I've studied many disasters. I know the worst of them usually don't have a single cause. They are an accumulation of small things, too small to guard against: a weather or meteor report misfiled by a tired duty officer, an alarm system not checked one day as it has been every day for years, a faucet blocked by paint, a decimal point shifted one place in a computer's instructions, a fleck of dust working its way into an old keyboard… I had got where I was in those gullies by an accumulation of small things, and, I realized quite suddenly, my life was in danger.
So far I had been excited, keyed-up, furious. Suddenly I felt cold and frightened: not the fear of battle, but another kind of dread. Not only from the tigripard, which seemed to have gone, perhaps hit, though I doubted that, perhaps to stalk me from cover, but from this rain. Great chunks of earth turned suddenly to mud were falling from the gully banks and I realized I could end up underneath one. But there was a more inevitable peril. One thing I know something about is the theory of terrain, and recalling what I had seen from the air, I knew these canyons must flash-flood in rain like this. I realized that I had seen high-water-marks in them, all well above where I was now. In fact, I thought, that was probably why the tigripard was gone. It was climbing, and if I was to remain alive I had better do the same fast.
I slung the rifle over my shoulder and started up the slope. It was hard to make much out in the ceaselessly-rolling thunder and the constant beating of the hailstones but I thought I could feel the ground as well as the air shaking. I was so covered in the mud I squirmed through, and in ice from the hailstones, that perhaps even the superb sensory equipment of the tigripard was confused and could not find me.
There was another thing I remembered: tigripards, though among the most obvious, were by no means the only Wunderland animals I had to fear. Among other things, very relevant at this moment, there was the mud-sucker, a thing vaguely like a giant leech, which, I had been told on the orientation course I was now remembering, could lie dormant in mud, like this, for a long time and then come to life in rain, like this rain. Apparently its prey included large animals, perhaps up to human size. “No one knows how big they can grow,” the instructor had said. “But don't be the one to find out.” Rykermann had also told me that, like much other Wunderland fauna, little was known about them. They gave cryptic hints of some kind of dim psi ability, and he too was definite that it was best to keep out of their way.

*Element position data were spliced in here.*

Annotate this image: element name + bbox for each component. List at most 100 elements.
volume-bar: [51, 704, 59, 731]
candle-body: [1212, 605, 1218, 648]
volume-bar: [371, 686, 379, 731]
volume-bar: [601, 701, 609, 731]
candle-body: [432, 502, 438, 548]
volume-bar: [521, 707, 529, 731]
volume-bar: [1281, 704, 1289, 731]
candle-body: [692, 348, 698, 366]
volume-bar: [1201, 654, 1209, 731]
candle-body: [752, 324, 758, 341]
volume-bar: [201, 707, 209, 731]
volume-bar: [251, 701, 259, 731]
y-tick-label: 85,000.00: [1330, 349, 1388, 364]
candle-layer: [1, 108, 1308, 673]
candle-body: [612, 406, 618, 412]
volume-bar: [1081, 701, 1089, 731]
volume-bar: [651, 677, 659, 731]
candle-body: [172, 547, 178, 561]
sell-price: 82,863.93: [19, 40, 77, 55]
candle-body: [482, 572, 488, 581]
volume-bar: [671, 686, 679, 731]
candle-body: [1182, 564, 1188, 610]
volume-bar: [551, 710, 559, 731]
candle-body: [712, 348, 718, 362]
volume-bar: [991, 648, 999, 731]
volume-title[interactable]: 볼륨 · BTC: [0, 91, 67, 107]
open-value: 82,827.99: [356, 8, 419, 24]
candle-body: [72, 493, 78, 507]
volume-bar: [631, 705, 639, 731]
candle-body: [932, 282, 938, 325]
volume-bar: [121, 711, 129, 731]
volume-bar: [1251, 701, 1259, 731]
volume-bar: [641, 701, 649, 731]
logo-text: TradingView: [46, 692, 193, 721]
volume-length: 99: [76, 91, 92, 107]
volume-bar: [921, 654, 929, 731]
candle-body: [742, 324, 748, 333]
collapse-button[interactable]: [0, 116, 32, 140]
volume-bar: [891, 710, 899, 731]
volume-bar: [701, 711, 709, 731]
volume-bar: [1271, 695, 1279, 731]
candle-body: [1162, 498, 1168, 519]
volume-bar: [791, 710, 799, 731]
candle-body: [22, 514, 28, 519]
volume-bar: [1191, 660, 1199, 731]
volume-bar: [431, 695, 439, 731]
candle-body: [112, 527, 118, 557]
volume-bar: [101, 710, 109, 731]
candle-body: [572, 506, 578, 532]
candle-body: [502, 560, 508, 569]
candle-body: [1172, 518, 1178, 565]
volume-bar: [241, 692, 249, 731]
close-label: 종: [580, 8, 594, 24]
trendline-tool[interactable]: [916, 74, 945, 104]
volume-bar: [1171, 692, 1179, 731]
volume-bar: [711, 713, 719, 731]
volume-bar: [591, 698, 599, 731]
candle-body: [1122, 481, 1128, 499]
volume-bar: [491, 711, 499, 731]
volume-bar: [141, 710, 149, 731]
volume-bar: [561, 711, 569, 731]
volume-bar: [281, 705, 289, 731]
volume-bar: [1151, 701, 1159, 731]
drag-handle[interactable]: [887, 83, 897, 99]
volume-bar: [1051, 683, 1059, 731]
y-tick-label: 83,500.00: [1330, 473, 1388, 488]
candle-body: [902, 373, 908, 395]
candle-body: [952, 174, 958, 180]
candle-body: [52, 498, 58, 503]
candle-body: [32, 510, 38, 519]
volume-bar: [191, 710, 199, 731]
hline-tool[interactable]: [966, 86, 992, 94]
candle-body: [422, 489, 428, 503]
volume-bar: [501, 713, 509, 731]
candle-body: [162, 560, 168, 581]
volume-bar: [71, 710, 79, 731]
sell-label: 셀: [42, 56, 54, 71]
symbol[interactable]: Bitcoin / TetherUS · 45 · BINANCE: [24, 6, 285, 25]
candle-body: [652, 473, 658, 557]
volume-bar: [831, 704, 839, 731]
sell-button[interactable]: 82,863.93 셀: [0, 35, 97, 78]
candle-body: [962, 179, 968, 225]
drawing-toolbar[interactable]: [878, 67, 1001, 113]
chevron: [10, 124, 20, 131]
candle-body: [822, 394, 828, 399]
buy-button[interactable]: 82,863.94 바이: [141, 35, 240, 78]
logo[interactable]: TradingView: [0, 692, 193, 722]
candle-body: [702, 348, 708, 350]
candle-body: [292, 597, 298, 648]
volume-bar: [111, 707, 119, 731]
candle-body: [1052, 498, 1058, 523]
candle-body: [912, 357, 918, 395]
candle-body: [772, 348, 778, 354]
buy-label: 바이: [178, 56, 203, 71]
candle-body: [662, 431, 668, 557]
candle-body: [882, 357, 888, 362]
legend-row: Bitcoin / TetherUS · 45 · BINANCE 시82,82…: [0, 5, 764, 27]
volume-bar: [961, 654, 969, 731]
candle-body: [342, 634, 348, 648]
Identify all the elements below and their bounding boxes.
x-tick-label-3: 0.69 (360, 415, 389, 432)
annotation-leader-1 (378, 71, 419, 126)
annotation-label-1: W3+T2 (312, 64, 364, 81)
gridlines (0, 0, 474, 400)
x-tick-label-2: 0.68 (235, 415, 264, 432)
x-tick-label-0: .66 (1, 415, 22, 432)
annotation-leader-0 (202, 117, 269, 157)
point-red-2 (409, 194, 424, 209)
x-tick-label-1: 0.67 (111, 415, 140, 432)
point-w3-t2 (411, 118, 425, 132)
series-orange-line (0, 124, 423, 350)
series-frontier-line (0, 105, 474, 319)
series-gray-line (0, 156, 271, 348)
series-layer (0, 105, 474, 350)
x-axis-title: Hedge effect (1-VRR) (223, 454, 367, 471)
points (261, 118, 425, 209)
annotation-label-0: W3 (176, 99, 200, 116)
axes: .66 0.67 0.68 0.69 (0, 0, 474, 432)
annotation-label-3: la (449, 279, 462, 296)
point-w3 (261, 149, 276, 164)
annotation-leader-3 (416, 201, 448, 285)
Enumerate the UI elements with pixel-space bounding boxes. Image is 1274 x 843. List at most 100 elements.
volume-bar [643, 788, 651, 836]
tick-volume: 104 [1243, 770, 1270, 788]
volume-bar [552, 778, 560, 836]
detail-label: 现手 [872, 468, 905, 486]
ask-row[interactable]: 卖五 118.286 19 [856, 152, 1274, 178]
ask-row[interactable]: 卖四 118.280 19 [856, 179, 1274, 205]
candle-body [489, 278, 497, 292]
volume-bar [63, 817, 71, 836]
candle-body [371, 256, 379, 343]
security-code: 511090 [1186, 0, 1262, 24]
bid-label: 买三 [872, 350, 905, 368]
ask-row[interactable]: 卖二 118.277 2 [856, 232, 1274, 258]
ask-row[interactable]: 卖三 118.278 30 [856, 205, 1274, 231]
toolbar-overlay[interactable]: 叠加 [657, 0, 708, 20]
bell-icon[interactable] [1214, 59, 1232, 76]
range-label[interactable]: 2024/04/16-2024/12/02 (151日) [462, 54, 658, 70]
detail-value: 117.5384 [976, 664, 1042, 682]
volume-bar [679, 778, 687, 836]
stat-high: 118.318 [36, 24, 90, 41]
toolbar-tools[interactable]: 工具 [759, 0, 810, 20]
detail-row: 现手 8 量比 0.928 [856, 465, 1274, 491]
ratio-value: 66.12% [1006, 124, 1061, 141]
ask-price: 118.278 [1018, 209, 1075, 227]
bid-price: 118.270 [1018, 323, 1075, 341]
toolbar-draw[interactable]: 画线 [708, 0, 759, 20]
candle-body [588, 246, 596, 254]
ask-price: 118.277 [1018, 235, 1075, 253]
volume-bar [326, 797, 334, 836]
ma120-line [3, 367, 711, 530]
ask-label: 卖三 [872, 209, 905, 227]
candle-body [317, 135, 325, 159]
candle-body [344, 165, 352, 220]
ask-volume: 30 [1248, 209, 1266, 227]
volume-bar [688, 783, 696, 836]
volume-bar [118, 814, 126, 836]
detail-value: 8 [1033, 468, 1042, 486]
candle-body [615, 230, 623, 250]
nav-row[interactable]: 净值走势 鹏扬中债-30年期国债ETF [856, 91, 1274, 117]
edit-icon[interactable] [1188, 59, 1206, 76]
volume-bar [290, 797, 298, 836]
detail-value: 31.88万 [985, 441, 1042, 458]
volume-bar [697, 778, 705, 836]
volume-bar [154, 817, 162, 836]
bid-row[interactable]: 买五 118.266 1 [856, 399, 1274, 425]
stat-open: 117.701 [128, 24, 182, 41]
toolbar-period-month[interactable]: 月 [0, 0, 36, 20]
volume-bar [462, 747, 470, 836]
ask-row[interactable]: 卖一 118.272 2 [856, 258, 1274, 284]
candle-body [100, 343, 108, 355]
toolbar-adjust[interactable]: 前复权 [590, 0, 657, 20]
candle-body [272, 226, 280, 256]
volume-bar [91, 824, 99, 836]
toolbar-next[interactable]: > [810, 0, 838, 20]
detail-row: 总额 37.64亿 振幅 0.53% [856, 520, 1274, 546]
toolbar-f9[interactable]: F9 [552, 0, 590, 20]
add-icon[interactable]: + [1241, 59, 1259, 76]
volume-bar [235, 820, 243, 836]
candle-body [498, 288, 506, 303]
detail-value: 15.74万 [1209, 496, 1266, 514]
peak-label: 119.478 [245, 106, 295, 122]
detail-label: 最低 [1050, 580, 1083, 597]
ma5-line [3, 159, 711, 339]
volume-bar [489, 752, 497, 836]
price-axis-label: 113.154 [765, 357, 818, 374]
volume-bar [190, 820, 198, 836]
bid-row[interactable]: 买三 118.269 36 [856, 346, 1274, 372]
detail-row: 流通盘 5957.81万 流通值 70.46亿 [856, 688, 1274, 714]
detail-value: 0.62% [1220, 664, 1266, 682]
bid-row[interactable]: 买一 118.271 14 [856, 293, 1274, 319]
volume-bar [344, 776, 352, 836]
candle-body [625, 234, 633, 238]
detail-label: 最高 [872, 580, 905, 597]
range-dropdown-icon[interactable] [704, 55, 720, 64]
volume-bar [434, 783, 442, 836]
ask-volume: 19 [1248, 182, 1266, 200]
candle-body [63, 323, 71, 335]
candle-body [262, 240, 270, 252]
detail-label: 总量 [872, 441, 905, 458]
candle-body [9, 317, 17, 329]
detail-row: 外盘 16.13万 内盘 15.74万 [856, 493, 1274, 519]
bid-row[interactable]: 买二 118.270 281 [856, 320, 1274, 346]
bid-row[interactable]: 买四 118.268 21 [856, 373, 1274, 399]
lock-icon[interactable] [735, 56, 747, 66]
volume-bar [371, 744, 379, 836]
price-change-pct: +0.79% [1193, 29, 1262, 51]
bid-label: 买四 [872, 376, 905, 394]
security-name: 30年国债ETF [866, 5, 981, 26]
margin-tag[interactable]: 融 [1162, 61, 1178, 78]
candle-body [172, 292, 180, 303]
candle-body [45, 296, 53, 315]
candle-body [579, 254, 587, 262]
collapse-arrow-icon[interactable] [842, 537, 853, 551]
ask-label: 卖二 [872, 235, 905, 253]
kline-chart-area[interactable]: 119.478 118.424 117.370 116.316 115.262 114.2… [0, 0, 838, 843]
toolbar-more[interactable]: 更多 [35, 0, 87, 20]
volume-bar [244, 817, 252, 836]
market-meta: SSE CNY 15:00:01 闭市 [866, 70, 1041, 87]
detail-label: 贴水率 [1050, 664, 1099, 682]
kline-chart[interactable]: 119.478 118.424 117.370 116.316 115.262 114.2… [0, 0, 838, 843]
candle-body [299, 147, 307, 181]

Another nasty thought: some of the wrecked war-craft which I had flown over on my way here had had nuclear engines. Could spilled radioactives have worked their way into this mud over the last seven years? Of course the car had instruments that could have told me at once.
Then the real floods came. Out of the west, and concentrating my mind. The rain must have been falling there and filling these water-courses long before the storm reached me. A real roaring and shaking of the ground and white-foam-fronted black water below me advancing like a wall. Hydraulic damming—I remembered the phrase from somewhere as I scrabbled upwards for my life in the slipping mud. I slipped and rolled again, ending up caught in a clump of sharp black rocks just above the rising water. I had damaged my leg some months before in the caves, but it had been healed. Now I felt it was gone again, in a different place, near the ankle. Maybe (I prayed) not broken this time. One small mercy: crawling, almost swimming vertically, up the mud-slope in the hail, an ankle was perhaps less crucial than when walking or running. Another mercy was the low gravity. But progressing up was very different from my carefree jumping downwards. Anyway, I got to a ridge. I tried to stand then, and found I couldn't. The .22 made a sort of crutch, not very handy for it was the wrong length and either barrel or stock sank into the mud when I leaned on it. I more-or-less hopped a few yards.